Dream a Little Dream (Chicago Stars, #4)(14)



Bonner’s skin was pale over the harsh ridge of his cheekbones. “I told you to keep him away from here.”

She rushed forward, her exhaustion forgotten. “Put him down! You’re scaring him!”

“You were warned. I told you not to bring him here. It’s too dangerous.” He set him to the ground.

Edward was free, but he stood frozen in place, once more the victim of a powerful adult force he could neither understand nor control. His helplessness cut her to the quick. She retrieved Horse, then scooped up her child and hugged him to her chest. The toes of his sneakers banged into her shins as she buried her cheek in his straight brown hair, which was still warm from the sun.


“What was I supposed to do with him?” she spat out.

“That wasn’t my problem.”

“Spoken like someone who’s never had responsibility for a child!”

He went absolutely still. Seconds ticked by before his lips moved. “You’re fired. Get out of here.”

Edward began to cry as he wrapped his arms around her neck. “I’m sorry, Mommy. I tried not to let him see me, but he catched me.”

Her heart pounded, and her legs felt like rubber. She wanted to rage at Bonner for frightening him, but that would only upset Edward more. And what was the use? One look at the blank canvas of Bonner’s face told her his decision was final.

He pulled a wallet from his back pocket, peeled out several bills, and extended them toward her. “Take this.”

She stared down at the money. She’d sacrificed everything for her child. Did she have to give up the last ounce of her pride, too?

Slowly she took the money and felt a little part of herself die.

Edward’s chest heaved.

“Shh . . .” She brushed her lips over his hair. “It’s not your fault.”

“He seed me.”

“Not for a whole day. He was so dumb it took him a whole day to find you. You did just fine.”

Without a backward glance, she carried Edward to the playground where she gathered up their things. Blinking against the tears, she clutched her meager possessions in one hand and her son in the other. What kind of man would do something like this? Only one who had no feelings at all.

As she left the Pride of Carolina, she wanted to fall off the end of the world.



Gabriel Bonner, the man with no feelings, cried in his sleep that night. He jolted awake sometime around three in the morning to find a wet place on his pillow and the awful metallic taste of grief in his mouth.

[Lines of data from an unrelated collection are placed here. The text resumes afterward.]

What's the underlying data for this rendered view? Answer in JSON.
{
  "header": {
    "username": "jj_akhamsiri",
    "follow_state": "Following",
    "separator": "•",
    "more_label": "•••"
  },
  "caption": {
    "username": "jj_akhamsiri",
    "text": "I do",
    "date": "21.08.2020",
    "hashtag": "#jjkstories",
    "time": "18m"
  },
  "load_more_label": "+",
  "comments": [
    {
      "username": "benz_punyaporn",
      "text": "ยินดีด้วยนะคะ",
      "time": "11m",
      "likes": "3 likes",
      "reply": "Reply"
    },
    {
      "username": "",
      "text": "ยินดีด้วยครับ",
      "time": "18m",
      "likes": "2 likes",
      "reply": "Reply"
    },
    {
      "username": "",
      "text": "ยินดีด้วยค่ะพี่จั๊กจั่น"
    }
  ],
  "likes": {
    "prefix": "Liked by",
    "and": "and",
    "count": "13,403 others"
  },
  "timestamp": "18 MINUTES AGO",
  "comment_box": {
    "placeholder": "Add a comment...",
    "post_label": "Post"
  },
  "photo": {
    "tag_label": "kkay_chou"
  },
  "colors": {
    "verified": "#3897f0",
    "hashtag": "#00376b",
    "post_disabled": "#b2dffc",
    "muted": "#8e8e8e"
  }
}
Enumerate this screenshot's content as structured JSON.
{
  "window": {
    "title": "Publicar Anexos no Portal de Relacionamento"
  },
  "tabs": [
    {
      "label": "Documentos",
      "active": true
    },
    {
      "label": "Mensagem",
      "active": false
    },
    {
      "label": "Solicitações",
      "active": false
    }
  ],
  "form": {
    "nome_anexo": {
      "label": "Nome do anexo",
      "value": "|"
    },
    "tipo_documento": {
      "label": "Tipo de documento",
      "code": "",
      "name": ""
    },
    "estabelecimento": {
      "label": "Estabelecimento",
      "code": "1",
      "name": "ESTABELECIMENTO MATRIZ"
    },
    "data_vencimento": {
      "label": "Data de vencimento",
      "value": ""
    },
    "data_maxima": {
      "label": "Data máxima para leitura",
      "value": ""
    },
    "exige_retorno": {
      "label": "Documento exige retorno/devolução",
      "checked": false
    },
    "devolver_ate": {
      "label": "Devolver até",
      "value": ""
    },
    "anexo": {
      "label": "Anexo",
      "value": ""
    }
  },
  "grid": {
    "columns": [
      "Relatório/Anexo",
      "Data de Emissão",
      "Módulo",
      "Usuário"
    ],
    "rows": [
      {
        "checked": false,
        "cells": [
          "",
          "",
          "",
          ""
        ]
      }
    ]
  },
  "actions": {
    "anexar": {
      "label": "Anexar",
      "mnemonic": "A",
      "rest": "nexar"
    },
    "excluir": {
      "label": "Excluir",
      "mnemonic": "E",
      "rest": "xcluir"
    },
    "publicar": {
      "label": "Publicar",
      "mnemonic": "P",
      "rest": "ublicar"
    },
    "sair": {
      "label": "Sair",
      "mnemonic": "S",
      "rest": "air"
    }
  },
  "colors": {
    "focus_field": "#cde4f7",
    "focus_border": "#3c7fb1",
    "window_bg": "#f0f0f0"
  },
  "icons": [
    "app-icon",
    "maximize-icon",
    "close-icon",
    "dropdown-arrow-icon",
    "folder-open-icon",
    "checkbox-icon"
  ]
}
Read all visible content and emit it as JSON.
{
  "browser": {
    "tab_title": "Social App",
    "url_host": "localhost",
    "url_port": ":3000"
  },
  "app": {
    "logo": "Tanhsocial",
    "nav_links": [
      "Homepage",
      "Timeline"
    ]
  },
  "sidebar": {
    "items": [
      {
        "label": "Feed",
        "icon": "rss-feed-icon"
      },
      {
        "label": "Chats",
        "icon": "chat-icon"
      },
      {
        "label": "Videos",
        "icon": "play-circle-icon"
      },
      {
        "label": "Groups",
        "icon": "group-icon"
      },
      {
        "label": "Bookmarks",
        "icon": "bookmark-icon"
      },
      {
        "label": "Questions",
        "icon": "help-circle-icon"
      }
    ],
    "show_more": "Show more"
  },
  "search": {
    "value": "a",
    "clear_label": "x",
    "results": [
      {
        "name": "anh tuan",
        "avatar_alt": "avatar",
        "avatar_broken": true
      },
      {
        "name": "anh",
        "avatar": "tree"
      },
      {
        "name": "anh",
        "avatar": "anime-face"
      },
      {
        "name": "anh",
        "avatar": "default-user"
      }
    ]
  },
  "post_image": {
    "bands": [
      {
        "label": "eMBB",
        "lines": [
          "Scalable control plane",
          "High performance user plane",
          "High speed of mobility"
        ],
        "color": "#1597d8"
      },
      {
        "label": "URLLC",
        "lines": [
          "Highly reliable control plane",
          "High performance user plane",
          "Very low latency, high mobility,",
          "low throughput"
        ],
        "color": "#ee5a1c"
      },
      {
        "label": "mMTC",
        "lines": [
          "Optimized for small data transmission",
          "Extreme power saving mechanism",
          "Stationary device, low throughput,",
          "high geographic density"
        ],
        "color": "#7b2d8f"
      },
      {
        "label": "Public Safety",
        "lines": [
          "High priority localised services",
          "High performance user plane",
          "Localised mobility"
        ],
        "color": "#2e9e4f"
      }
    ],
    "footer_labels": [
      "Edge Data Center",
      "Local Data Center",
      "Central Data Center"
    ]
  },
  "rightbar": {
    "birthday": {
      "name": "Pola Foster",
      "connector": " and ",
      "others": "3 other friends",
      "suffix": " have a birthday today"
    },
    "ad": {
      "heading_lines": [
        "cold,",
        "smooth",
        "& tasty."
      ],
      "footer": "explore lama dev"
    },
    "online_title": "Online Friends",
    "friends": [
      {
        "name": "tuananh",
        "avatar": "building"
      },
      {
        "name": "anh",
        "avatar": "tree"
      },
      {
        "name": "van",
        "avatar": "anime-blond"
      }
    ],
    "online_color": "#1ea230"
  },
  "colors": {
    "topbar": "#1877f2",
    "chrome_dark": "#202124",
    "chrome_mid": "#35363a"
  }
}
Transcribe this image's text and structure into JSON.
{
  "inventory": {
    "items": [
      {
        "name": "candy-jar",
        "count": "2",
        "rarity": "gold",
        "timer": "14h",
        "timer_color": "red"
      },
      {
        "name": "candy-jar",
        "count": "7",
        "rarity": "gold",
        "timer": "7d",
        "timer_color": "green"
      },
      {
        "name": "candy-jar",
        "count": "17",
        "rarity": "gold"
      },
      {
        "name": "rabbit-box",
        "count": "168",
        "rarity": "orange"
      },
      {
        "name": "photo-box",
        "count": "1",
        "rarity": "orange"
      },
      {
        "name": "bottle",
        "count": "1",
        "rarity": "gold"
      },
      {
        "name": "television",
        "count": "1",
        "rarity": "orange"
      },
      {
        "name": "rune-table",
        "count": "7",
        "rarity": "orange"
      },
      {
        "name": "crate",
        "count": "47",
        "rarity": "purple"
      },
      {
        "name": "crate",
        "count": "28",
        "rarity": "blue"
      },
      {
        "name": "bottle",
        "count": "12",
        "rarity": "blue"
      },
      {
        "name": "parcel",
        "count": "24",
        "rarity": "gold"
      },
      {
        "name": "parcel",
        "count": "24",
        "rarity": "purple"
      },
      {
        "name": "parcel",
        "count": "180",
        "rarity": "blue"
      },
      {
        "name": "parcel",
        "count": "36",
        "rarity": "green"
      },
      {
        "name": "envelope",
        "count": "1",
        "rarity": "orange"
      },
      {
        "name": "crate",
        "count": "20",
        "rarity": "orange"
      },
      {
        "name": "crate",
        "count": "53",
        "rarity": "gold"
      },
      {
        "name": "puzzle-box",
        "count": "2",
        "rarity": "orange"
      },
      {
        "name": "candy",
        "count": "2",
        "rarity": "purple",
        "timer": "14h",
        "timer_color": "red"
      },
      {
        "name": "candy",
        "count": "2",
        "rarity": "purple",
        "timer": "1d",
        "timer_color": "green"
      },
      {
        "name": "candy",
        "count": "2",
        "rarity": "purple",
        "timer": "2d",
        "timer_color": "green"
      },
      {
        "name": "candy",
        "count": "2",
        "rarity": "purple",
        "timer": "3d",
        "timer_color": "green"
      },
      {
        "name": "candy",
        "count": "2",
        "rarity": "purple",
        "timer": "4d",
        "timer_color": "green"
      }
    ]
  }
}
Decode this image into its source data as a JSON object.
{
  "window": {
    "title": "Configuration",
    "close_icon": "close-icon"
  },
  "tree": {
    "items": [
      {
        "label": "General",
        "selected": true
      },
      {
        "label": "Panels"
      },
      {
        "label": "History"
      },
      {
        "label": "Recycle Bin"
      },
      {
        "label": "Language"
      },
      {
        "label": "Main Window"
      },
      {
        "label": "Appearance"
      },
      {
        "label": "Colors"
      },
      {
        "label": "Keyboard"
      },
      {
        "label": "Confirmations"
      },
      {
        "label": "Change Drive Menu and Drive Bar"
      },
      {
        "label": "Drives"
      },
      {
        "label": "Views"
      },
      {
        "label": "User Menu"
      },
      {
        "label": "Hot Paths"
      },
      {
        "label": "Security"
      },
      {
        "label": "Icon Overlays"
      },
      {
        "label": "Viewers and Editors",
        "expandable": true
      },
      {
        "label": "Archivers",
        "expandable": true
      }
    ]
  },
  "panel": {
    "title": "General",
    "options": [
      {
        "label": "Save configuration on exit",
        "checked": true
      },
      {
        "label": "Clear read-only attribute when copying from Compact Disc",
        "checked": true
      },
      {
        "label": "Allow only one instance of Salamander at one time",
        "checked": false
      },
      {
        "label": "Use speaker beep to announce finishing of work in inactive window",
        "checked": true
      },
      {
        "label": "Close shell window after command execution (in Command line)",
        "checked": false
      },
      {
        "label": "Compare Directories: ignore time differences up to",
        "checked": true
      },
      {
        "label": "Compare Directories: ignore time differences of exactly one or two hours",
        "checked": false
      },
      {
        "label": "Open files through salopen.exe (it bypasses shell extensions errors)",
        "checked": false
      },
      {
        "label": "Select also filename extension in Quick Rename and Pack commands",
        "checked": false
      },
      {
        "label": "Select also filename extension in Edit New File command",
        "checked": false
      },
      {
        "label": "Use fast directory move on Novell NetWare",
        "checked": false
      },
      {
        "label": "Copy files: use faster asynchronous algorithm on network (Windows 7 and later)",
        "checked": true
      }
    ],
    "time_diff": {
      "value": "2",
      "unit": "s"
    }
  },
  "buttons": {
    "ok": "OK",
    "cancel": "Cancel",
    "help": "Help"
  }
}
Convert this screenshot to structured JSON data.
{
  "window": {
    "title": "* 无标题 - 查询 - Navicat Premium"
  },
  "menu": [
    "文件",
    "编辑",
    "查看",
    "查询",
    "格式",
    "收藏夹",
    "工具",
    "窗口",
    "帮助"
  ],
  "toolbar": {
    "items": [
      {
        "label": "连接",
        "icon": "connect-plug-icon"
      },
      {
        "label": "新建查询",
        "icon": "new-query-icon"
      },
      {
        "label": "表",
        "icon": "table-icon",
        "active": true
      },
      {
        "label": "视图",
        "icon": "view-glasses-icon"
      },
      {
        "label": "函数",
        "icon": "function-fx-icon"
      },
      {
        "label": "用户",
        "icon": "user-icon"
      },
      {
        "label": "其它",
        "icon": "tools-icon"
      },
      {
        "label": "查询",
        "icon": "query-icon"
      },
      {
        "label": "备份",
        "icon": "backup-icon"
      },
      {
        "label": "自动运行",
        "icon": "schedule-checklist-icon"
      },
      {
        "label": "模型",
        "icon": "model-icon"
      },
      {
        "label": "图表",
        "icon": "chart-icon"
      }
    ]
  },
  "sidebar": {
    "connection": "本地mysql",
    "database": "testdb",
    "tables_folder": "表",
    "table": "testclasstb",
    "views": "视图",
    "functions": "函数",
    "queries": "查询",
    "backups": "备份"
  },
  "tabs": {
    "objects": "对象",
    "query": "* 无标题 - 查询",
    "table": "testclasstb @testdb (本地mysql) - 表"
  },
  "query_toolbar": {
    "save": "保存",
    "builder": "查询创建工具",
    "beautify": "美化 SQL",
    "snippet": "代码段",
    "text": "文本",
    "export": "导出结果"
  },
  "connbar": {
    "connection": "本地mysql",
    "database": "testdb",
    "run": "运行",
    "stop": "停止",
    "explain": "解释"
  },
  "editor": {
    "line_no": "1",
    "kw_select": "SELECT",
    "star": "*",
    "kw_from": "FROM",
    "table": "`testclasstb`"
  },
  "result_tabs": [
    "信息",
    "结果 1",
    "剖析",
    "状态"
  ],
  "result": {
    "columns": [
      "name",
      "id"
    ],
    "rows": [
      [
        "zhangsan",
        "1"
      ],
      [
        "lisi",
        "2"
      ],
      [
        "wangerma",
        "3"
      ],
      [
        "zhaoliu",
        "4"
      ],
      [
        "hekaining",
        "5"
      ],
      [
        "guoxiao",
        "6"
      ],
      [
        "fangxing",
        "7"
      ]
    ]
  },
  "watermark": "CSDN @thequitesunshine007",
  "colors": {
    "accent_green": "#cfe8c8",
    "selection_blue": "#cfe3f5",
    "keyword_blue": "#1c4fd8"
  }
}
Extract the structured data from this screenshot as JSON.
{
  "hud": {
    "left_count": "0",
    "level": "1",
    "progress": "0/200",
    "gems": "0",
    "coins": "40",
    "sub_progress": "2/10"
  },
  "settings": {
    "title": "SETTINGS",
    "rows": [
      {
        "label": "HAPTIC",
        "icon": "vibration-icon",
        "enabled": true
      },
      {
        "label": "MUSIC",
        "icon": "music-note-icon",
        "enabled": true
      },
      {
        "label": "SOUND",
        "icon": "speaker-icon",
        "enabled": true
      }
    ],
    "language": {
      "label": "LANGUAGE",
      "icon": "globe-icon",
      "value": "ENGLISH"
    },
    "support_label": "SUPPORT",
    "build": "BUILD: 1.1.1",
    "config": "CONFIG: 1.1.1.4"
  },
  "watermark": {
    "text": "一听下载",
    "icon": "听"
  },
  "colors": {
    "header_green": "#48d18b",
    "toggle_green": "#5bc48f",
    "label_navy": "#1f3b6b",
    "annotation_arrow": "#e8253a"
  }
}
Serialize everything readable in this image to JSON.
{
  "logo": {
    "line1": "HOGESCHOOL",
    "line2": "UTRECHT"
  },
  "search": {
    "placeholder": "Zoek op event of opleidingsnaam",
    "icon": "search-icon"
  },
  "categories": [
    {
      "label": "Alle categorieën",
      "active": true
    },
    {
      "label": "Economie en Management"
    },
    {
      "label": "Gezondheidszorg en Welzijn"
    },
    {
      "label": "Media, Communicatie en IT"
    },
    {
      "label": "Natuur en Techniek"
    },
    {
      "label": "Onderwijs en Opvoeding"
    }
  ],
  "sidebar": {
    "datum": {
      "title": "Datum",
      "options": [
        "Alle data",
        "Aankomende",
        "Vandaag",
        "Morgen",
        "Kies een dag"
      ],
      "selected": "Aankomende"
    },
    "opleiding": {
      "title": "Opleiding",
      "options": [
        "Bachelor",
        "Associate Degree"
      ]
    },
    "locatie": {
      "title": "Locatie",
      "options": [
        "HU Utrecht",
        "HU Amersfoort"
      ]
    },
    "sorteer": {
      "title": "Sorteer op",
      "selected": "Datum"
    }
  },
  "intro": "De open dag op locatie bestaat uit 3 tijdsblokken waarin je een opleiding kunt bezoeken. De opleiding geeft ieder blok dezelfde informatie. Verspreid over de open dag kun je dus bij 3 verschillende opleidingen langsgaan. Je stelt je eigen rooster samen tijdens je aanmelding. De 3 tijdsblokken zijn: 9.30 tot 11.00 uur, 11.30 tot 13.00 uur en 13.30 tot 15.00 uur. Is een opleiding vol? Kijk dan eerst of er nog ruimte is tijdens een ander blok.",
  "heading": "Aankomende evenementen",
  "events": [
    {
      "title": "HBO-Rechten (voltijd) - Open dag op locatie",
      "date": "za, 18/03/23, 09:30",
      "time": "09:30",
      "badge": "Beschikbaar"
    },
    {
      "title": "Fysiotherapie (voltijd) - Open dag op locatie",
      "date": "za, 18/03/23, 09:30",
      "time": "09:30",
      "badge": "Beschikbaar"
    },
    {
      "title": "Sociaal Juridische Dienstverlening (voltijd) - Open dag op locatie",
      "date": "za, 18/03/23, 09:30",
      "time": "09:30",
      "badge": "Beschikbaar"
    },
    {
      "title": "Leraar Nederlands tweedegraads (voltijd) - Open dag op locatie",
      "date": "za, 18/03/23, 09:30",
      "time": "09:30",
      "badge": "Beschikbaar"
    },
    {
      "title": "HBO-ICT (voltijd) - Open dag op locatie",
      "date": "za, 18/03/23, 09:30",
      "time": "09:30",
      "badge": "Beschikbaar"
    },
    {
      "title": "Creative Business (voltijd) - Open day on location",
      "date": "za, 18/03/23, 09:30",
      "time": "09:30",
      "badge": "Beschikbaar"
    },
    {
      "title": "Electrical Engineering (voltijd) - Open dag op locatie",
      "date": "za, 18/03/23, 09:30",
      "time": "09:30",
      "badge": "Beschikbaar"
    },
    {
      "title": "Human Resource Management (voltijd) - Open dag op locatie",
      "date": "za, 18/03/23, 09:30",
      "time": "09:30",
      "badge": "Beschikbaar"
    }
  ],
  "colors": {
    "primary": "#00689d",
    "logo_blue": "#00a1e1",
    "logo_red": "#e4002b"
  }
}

He’d dreamed about them again tonight, Cherry and Jamie, his wife and son. But this time Cherry’s beloved face kept changing into the thin, defiant face of Rachel Stone. And his son had held a bedraggled gray rabbit as he lay in his coffin.

He swung his legs over the side of the bed, and for a long time he did nothing but sit with his shoulders hunched and his face buried in his hands. Finally he pulled open the drawer in his bedside table and took out a Smith & Wesson .38.

The revolver felt warm and heavy in his hands. Just do it. Put it in your mouth and pull the trigger. He touched the barrel to his lips and closed his eyes. The cold steel felt like a lover’s kiss, and he welcomed the click of it against his front teeth.

But he couldn’t pull the trigger, and, at that moment, he hated his family for keeping him from the oblivion he craved. Any one of them—his father or mother, his two brothers—they would all put a dog out of its misery, but they wouldn’t be able to bear it if he killed himself. Now their stubborn, unrelenting love kept him shackled to an intolerable world.

He shoved the gun back in the drawer and withdrew the framed photograph he also kept there. Cherry smiled back at him, his beautiful wife who’d loved him and laughed with him and been everything a man could want. And Jamie.

Gabe caressed the frame with his thumbs, and in his chest, his heart seeped. It wasn’t blood that escaped—that had been shed long ago—but a thick, bile-like fluid that ran through veins that had become rivers of pain carrying a bottomless cargo of grief.

My son.

Everyone had told him his grief would be easier to bear after the first year, but they’d lied. It had been over two years now since his wife and son had been killed by a drunk running a red light, and the pain had grown worse.

He’d spent most of that time in Mexico, living on tequila and quaaludes. Then, four months ago, his brothers had come to get him. He’d sworn at Ethan and thrown a punch at Cal, but it hadn’t done any good. They’d brought him back anyway, and when they’d dried him out, he had no feelings left. No feelings at all.

Until yesterday.

A vision of Rachel’s thin, naked body swam before his eyes. She’d been all bones and desperation when she’d offered herself to him in exchange for a job. And he’d gotten hard. He still couldn’t believe it had happened.

He’d seen one other woman naked since Cherry had died. She’d been a Mexican whore with a lush body and a sweet smile. He’d thought he could bury some small part of his anguish inside her, but it hadn’t worked. Too many pills, too much booze, too much pain. He’d sent her away without touching her and drunk himself into a stupor.

He hadn’t even thought about her again until yesterday. An experienced Mexican whore hadn’t been able to make him respond, but Rachel Stone with her scrawny body and defiant eyes had somehow managed to penetrate the wall he’d built so solidly around himself.